The Bears added a quarterback competitor in Nick Foles, brought in a complementary rushing threat to Khalil Mack in Robert Quinn and added depth elsewhere on their roster.
That has led to Bears questions from you, so let's provide some answers in a mailbag.
Trubisky's confidence was clearly shot as he and the Bears struggled in 2019. He wasn't himself as the burden of coming up short fell largely on his shoulders. I don't envision a 2020 in which Trubisky finds a sharp mental edge and thrives on the field.
Inside Halas Hall, Bears general manager Ryan Pace and coach Matt Nagy will be asking themselves the same question that outsiders are wondering. How will Trubisky handle battling for his job against a proven competitor?
Foles represents formidable competition, having led the Eagles to the Lombardi Trophy in February 2018 and earned the Super Bowl MVP honor.

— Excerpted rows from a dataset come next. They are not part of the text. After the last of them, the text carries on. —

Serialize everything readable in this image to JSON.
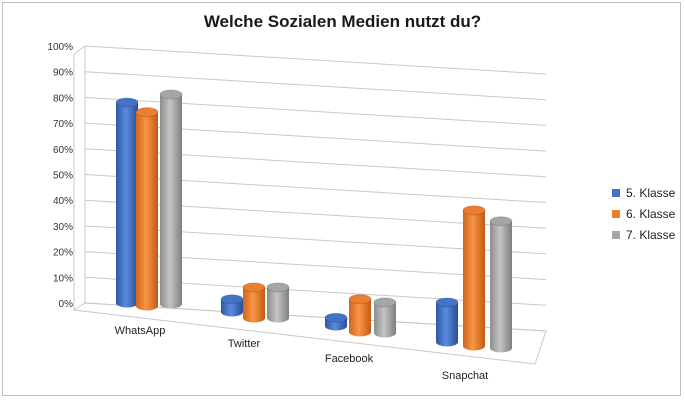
{
  "chart_data": {
    "type": "bar",
    "title": "Welche Sozialen Medien nutzt du?",
    "categories": [
      "WhatsApp",
      "Twitter",
      "Facebook",
      "Snapchat"
    ],
    "series": [
      {
        "name": "5. Klasse",
        "color": "#4472c4",
        "values": [
          87,
          3,
          1,
          15
        ]
      },
      {
        "name": "6. Klasse",
        "color": "#ed7d31",
        "values": [
          84,
          11,
          12,
          58
        ]
      },
      {
        "name": "7. Klasse",
        "color": "#a5a5a5",
        "values": [
          91,
          11,
          11,
          54
        ]
      }
    ],
    "y_ticks": [
      "0%",
      "10%",
      "20%",
      "30%",
      "40%",
      "50%",
      "60%",
      "70%",
      "80%",
      "90%",
      "100%"
    ],
    "ylim": [
      0,
      100
    ],
    "grid": true,
    "legend_position": "right"
  }
}
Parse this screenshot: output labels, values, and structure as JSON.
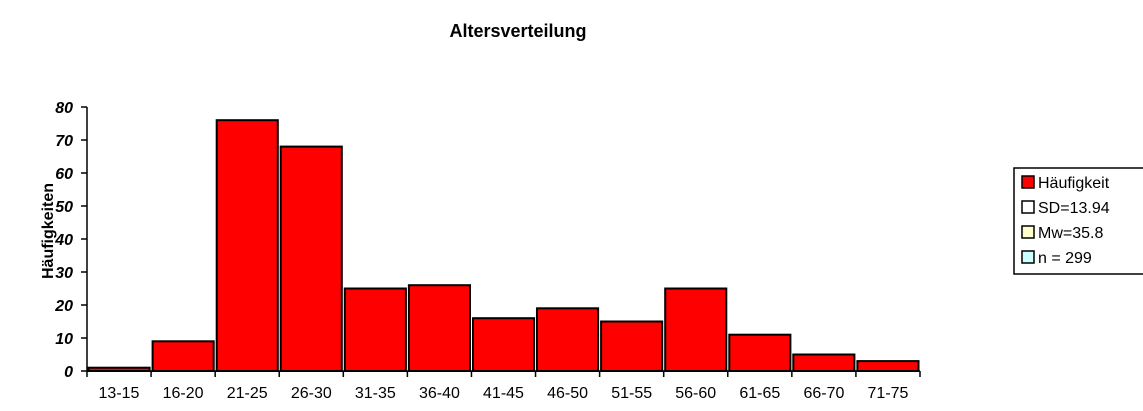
{
  "chart_data": {
    "type": "bar",
    "title": "Altersverteilung",
    "xlabel": "",
    "ylabel": "Häufigkeiten",
    "categories": [
      "13-15",
      "16-20",
      "21-25",
      "26-30",
      "31-35",
      "36-40",
      "41-45",
      "46-50",
      "51-55",
      "56-60",
      "61-65",
      "66-70",
      "71-75"
    ],
    "series": [
      {
        "name": "Häufigkeit",
        "values": [
          1,
          9,
          76,
          68,
          25,
          26,
          16,
          19,
          15,
          25,
          11,
          5,
          3
        ],
        "color": "#ff0000"
      }
    ],
    "ylim": [
      0,
      80
    ],
    "yticks": [
      0,
      10,
      20,
      30,
      40,
      50,
      60,
      70,
      80
    ],
    "grid": false,
    "legend_position": "right",
    "legend": [
      {
        "label": "Häufigkeit",
        "color": "#ff0000"
      },
      {
        "label": "SD=13.94",
        "color": "#ffffff"
      },
      {
        "label": "Mw=35.8",
        "color": "#ffffcc"
      },
      {
        "label": "n = 299",
        "color": "#ccffff"
      }
    ]
  }
}
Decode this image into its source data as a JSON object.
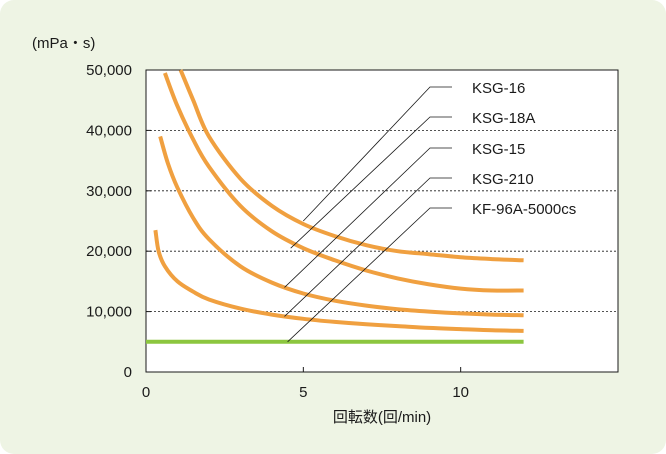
{
  "colors": {
    "panel_bg": "#eef4e4",
    "plot_bg": "#ffffff",
    "curve": "#f0a040",
    "baseline": "#8cc63f",
    "axis": "#1a1a1a",
    "grid": "#1a1a1a"
  },
  "chart_data": {
    "type": "line",
    "unit_label": "(mPa・s)",
    "xlabel": "回転数(回/min)",
    "xlim": [
      0,
      15
    ],
    "ylim": [
      0,
      50000
    ],
    "xticks": [
      0,
      5,
      10
    ],
    "xtick_labels": [
      "0",
      "5",
      "10"
    ],
    "yticks": [
      0,
      10000,
      20000,
      30000,
      40000,
      50000
    ],
    "ytick_labels": [
      "0",
      "10,000",
      "20,000",
      "30,000",
      "40,000",
      "50,000"
    ],
    "grid": "horizontal-dashed",
    "series": [
      {
        "name": "KSG-16",
        "x": [
          1.1,
          1.5,
          2,
          3,
          4,
          5,
          6,
          7,
          8,
          9,
          10,
          11,
          12
        ],
        "y": [
          50000,
          45000,
          39000,
          32000,
          27500,
          24500,
          22500,
          21000,
          20000,
          19500,
          19000,
          18700,
          18500
        ]
      },
      {
        "name": "KSG-18A",
        "x": [
          0.6,
          1,
          1.5,
          2,
          3,
          4,
          5,
          6,
          7,
          8,
          9,
          10,
          11,
          12
        ],
        "y": [
          49500,
          44000,
          38500,
          34000,
          27500,
          23300,
          20500,
          18500,
          16800,
          15500,
          14500,
          13800,
          13500,
          13500
        ]
      },
      {
        "name": "KSG-15",
        "x": [
          0.45,
          0.7,
          1,
          1.5,
          2,
          3,
          4,
          5,
          6,
          7,
          8,
          9,
          10,
          11,
          12
        ],
        "y": [
          39000,
          34500,
          30500,
          25500,
          22000,
          17500,
          14800,
          13000,
          11800,
          11000,
          10400,
          10000,
          9700,
          9500,
          9400
        ]
      },
      {
        "name": "KSG-210",
        "x": [
          0.3,
          0.4,
          0.6,
          1,
          1.5,
          2,
          3,
          4,
          5,
          6,
          7,
          8,
          9,
          10,
          11,
          12
        ],
        "y": [
          23500,
          20000,
          17500,
          15000,
          13300,
          12000,
          10500,
          9500,
          8800,
          8300,
          7900,
          7600,
          7300,
          7100,
          6900,
          6800
        ]
      },
      {
        "name": "KF-96A-5000cs",
        "x": [
          0,
          12
        ],
        "y": [
          5000,
          5000
        ]
      }
    ],
    "label_order": [
      "KSG-16",
      "KSG-18A",
      "KSG-15",
      "KSG-210",
      "KF-96A-5000cs"
    ]
  }
}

He arrives in Chicago with a strong comfort in Nagy's playbook and familiarity with the coaching staff. Foles is a confident player ready to fight for the starting job.
The NFL appears unlikely to have an offseason program -- perhaps there will be a shortened minicamp at some point -- so training camp will largely decide the Bears' quarterback battle. With a smaller window for the competition to play out, the Bears' starter in Week 1 could be whichever quarterback whom Pace and Nagy preferred going into camp.

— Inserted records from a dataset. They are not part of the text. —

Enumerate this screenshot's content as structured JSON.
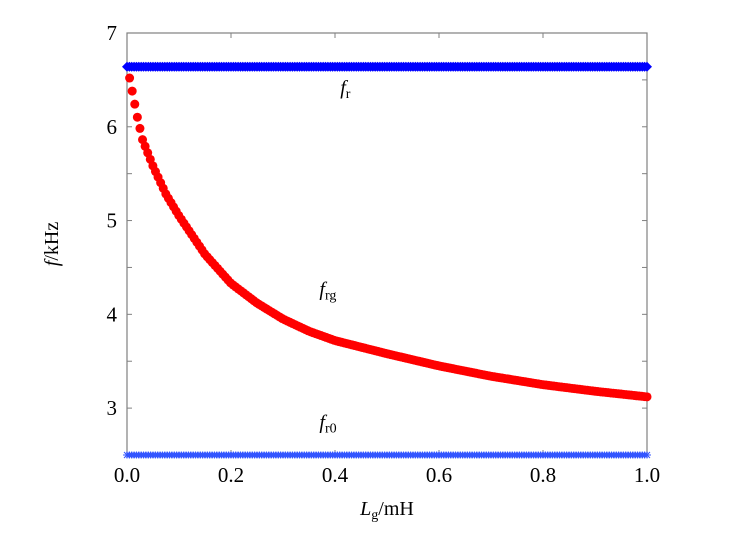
{
  "chart_data": {
    "type": "scatter",
    "title": "",
    "xlabel": {
      "main": "L",
      "sub": "g",
      "unit": "/mH"
    },
    "ylabel": {
      "main": "f",
      "unit": "/kHz"
    },
    "xlim": [
      0,
      1.0
    ],
    "ylim": [
      2.5,
      7
    ],
    "xticks": [
      "0.0",
      "0.2",
      "0.4",
      "0.6",
      "0.8",
      "1.0"
    ],
    "xtick_values": [
      0,
      0.2,
      0.4,
      0.6,
      0.8,
      1.0
    ],
    "yticks": [
      "3",
      "4",
      "5",
      "6",
      "7"
    ],
    "ytick_values": [
      3,
      4,
      5,
      6,
      7
    ],
    "grid": false,
    "series": [
      {
        "name": "fr",
        "label_main": "f",
        "label_sub": "r",
        "color": "#0000ff",
        "marker": "diamond",
        "x": [
          0,
          1.0
        ],
        "y": [
          6.64,
          6.64
        ],
        "label_at": [
          0.41,
          6.35
        ]
      },
      {
        "name": "frg",
        "label_main": "f",
        "label_sub": "rg",
        "color": "#ff0000",
        "marker": "circle",
        "x": [
          0.005,
          0.01,
          0.02,
          0.03,
          0.05,
          0.075,
          0.1,
          0.15,
          0.2,
          0.25,
          0.3,
          0.35,
          0.4,
          0.5,
          0.6,
          0.7,
          0.8,
          0.9,
          1.0
        ],
        "y": [
          6.52,
          6.38,
          6.1,
          5.86,
          5.58,
          5.28,
          5.05,
          4.64,
          4.33,
          4.12,
          3.95,
          3.82,
          3.72,
          3.58,
          3.45,
          3.34,
          3.25,
          3.18,
          3.12
        ],
        "label_at": [
          0.37,
          4.2
        ]
      },
      {
        "name": "fr0",
        "label_main": "f",
        "label_sub": "r0",
        "color": "#3355ff",
        "marker": "star",
        "x": [
          0,
          1.0
        ],
        "y": [
          2.5,
          2.5
        ],
        "label_at": [
          0.37,
          2.78
        ]
      }
    ]
  }
}
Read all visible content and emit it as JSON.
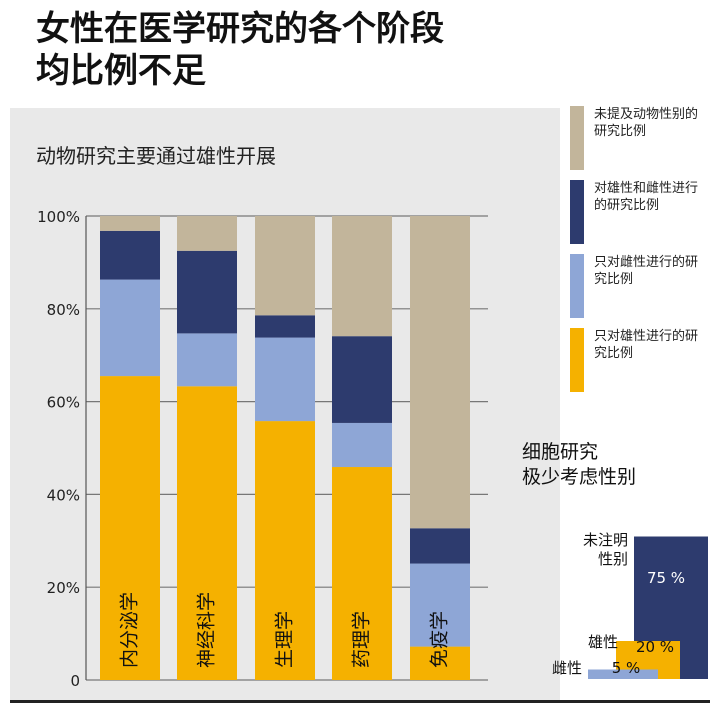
{
  "title": {
    "line1": "女性在医学研究的各个阶段",
    "line2": "均比例不足"
  },
  "chart_data": [
    {
      "type": "bar",
      "stacked": true,
      "title": "动物研究主要通过雄性开展",
      "categories": [
        "内分泌学",
        "神经科学",
        "生理学",
        "药理学",
        "免疫学"
      ],
      "y_tick_labels": [
        "100%",
        "80%",
        "60%",
        "40%",
        "20%",
        "0"
      ],
      "ylim": [
        0,
        100
      ],
      "grid": true,
      "legend_position": "right",
      "series": [
        {
          "name": "只对雄性进行的研究比例",
          "color": "#f5b100",
          "values": [
            65.5,
            63.3,
            55.8,
            45.9,
            7.2
          ]
        },
        {
          "name": "只对雌性进行的研究比例",
          "color": "#8ea6d6",
          "values": [
            20.8,
            11.4,
            18.0,
            9.5,
            17.9
          ]
        },
        {
          "name": "对雄性和雌性进行的研究比例",
          "color": "#2d3b6e",
          "values": [
            10.5,
            17.8,
            4.8,
            18.7,
            7.6
          ]
        },
        {
          "name": "未提及动物性别的研究比例",
          "color": "#c2b59b",
          "values": [
            3.2,
            7.5,
            21.4,
            25.9,
            67.3
          ]
        }
      ]
    },
    {
      "type": "bar",
      "title": "细胞研究极少考虑性别",
      "categories": [
        "未注明性别",
        "雄性",
        "雌性"
      ],
      "values": [
        75,
        20,
        5
      ],
      "value_labels": [
        "75 %",
        "20 %",
        "5 %"
      ],
      "colors": [
        "#2d3b6e",
        "#f5b100",
        "#8ea6d6"
      ]
    }
  ],
  "legend": [
    {
      "label": "未提及动物性别的研究比例",
      "color": "#c2b59b"
    },
    {
      "label": "对雄性和雌性进行的研究比例",
      "color": "#2d3b6e"
    },
    {
      "label": "只对雌性进行的研究比例",
      "color": "#8ea6d6"
    },
    {
      "label": "只对雄性进行的研究比例",
      "color": "#f5b100"
    }
  ],
  "cell_chart": {
    "title_line1": "细胞研究",
    "title_line2": "极少考虑性别",
    "labels": [
      "未注明\n性别",
      "雄性",
      "雌性"
    ]
  }
}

A trade of Trubisky doesn't seem at all likely. Even if the Bears were motivated to trade Trubisky, there isn't much of a market for quarterbacks. Cam Newton and Jameis Winston are still free agents, and the Bengals are hoping to trade Andy Dalton.

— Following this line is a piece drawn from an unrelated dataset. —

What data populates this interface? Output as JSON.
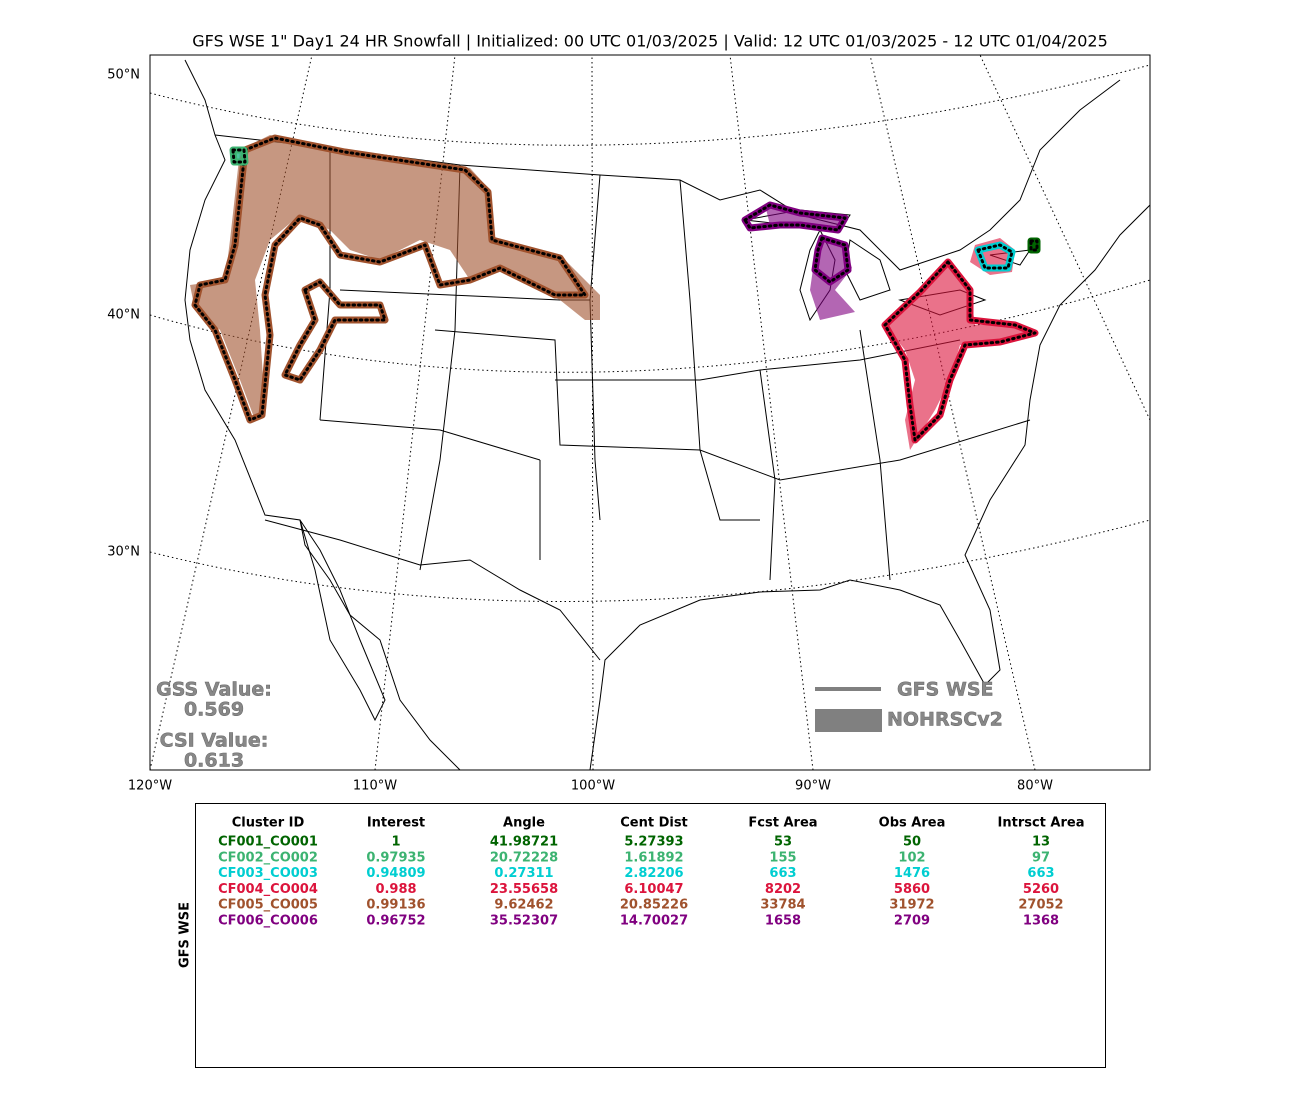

I also tend to believe Pace and Nagy when they detail their hope that Trubisky can bounce back to some degree this season. If that's to be the case, Nagy will need to make adjustments to his offense that play to Trubisky's strengths and give him a better chance to succeed.
To their credit, the Bears sought the necessary competition for Trubisky in Foles, who represents the contingency plan if Trubisky continues to struggle.
Back in January, Pace referred to "the dividends that can pay off if (Trubisky's development) comes to fruition." The Bears want to see it through during the final year of his rookie deal.
The Bears are believed to have just shy of $2 million in available cap space once the contracts for Foles, Quinn and offensive lineman Germain Ifedi are completed. But the Bears also likely have an agreement or two in place to restructure existing contracts, meaning Pace is operating with a different number for the Bears' cap space.
There are some short-term needs for the Bears to address with their available cap space. Jefferson isn't likely in play given the Bears already have three safeties -- Deon Bush, Jordan Lucas and Kentrell Brice -- set to compete next to Eddie Jackson.
The big-picture goal for the Bears with whatever cap space they can create will be to sign top receiver Allen Robinson to a long-term extension. That may take some time to happen.
The Bears seem set for a three- or potentially four-man competition at safety. They have signed Bush, Lucas and Brice this offseason and could add a safety in the NFL Draft in late April.
Bush should have the edge in a position battle, given his four years of familiarity with the Bears and with a year of experience playing for defensive coordinator Chuck Pagano under his belt. The likelihood of no offseason program would also be likely to increase Bush's advantage.
But the Bears also see potential in Lucas and Brice, so this competition will be interesting.
The Bears aren't lacking speed on their roster. What they need Nagy to help unlock it with his play calls -- and the players to execute when the opportunities for explosive plays arise.
Nagy and his restructured coaching staff need to transform their scheme this offseason. Tarik Cohen is one of the most explosive players in the NFL but averaged a career-low 4.7 yards per touch and just 3.3 yards per carry in 2019. Cordarrelle Patterson had only 28 touches on offense in 16 games. Anthony Miller had only 17 catches in the first nine games of the season.
Nagy must use the speed at his disposal.
It's hard to imagine any trade of tight end Trey Burton given that he had hip surgery this offseason and teams are struggling to have physicals conducted during the coronavirus outbreak.
Burton is also due a combined $12.7 million in base salary over the next two years after producing only 14 receptions last season. His contract isn't appealing to trade suitors.
The Bears believe in Eddy Pineiro as their long-term answer as kicker, but it's possible they could press him with veteran competition.
If veteran kickers remain on the open market weeks or months from now and the Bears have their salary cap complications figured out, they could take a low-cost chance on a competitor for Pineiro and create another position battle for camp.